Jade Pass Trail, Mt. Revelstoke
Revelstoke is a year-round adventure playground for the whole family, offering the outdoor enthusiast a taste of everything through all seasons. Located at the north end of the Arrow Lakes & Slocan Valley region in the British Columbia’s Kootenay Rockies and nestled between the Monashee and Selkirk mountain ranges, this region is the gateway to nearby Mt. Revelstoke and Glacier National Parks with giant old-growth forests, glaciers and stunning views. Skiing, mountain biking, hiking, golf, attractions, paddle boarding, white water rafting, cat and heli skiing are all here to create lasting memories.
On the Trans-Canada Highway between Calgary and Vancouver, 410 km (255 mi) west of Calgary on Hwy 1, and 565 km (351 mi) northeast of Vancouver via Highways 1 & 5. The community of Sicamous is 73 km (45 mi) west of Revelstoke on Hwy 1. South via Hwy 23 is Nakusp at 105 km (65 mi) which includes a short ferry ride.
In 1871, British Columbia agreed to join the Canadian Federation, based on the promise of a trans-continental railway to connect Western and Eastern Canada. The project proved to be extremely dangerous and expensive. In the summer of 1885, as the project was nearing completion, the banking firm Baring and Glyn saved the Canadian Pacific Railway from bankruptcy by buying the company’s bonds. Consequently, the community of Farwell was renamed by the CPR to honour Lord Revelstoke, the head of Baring and Glyn.
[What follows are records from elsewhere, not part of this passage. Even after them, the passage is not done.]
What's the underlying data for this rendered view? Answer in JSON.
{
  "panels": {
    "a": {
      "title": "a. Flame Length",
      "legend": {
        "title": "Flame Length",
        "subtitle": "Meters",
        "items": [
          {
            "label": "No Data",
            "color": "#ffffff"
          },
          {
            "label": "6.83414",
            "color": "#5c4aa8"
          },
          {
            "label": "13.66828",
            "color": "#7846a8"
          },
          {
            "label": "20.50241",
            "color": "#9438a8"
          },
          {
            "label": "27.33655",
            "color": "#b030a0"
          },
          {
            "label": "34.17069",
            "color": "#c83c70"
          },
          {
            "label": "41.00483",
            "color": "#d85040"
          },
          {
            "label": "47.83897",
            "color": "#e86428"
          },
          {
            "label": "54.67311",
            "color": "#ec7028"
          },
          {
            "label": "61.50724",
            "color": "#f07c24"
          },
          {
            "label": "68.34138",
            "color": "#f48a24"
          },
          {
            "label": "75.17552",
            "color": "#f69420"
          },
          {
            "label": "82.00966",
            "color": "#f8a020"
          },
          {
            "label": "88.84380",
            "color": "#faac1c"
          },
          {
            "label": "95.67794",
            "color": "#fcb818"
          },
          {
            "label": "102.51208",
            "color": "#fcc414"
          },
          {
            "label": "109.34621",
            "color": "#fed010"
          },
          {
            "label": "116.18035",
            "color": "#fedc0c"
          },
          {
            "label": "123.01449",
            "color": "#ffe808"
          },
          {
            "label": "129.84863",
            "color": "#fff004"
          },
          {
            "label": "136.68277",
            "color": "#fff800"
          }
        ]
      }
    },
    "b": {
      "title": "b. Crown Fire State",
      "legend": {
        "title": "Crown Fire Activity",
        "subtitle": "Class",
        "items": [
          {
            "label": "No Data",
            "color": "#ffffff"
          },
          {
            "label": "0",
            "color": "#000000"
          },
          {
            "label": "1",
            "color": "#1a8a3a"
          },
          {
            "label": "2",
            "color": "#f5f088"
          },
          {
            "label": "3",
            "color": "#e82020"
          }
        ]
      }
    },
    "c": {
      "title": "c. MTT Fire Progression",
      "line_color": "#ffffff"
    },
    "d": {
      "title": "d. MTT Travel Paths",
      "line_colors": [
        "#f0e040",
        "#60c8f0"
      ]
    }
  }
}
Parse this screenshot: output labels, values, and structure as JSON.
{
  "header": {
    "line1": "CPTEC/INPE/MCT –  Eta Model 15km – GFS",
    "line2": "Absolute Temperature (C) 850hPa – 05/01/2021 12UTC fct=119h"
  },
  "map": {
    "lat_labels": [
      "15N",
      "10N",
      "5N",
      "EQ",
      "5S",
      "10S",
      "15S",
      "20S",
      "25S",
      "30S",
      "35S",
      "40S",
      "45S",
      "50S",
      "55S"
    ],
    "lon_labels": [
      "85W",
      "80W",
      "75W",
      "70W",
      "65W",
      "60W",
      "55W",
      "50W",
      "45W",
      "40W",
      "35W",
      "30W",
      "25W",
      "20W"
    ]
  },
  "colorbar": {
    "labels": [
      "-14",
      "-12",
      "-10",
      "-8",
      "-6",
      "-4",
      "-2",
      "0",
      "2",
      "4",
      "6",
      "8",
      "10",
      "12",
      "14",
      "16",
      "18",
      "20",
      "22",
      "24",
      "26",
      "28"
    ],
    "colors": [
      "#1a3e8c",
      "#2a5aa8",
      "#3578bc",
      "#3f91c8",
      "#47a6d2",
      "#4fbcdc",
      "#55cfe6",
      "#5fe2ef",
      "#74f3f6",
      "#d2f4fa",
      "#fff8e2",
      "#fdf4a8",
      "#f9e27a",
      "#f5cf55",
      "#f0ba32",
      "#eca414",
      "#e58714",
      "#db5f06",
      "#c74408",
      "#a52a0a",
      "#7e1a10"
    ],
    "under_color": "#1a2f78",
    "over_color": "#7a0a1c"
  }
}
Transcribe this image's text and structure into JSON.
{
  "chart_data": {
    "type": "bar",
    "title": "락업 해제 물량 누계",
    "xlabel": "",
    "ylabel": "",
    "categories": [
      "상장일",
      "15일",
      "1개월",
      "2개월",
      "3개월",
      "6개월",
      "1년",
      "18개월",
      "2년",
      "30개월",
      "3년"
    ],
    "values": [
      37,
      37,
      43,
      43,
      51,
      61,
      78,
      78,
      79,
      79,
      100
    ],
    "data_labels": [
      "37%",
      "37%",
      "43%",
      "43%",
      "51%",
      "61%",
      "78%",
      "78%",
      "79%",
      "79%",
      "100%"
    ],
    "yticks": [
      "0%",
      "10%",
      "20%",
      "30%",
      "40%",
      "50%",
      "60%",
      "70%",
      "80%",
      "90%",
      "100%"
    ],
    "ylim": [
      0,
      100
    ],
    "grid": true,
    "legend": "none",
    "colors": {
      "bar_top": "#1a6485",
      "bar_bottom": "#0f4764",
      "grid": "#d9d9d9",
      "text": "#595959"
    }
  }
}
Revelstoke had become a prominent transportation and supply town serving the gold rush companies in the early 1880s and when the railway arrived in 1885 the town flourished becoming an important part of the trade route getting supplies in and out of the region. With the advent of the CPR, a lucrative forestry industry also developed. Revelstoke was officially incorporated as a city in 1899.
Craigellachie, just east of Revelstoke, is where The Last Spike on the Canadian Pacific Railway was driven on November 7, 1885. This was the point where the railway, which was built from both ends of the country, met.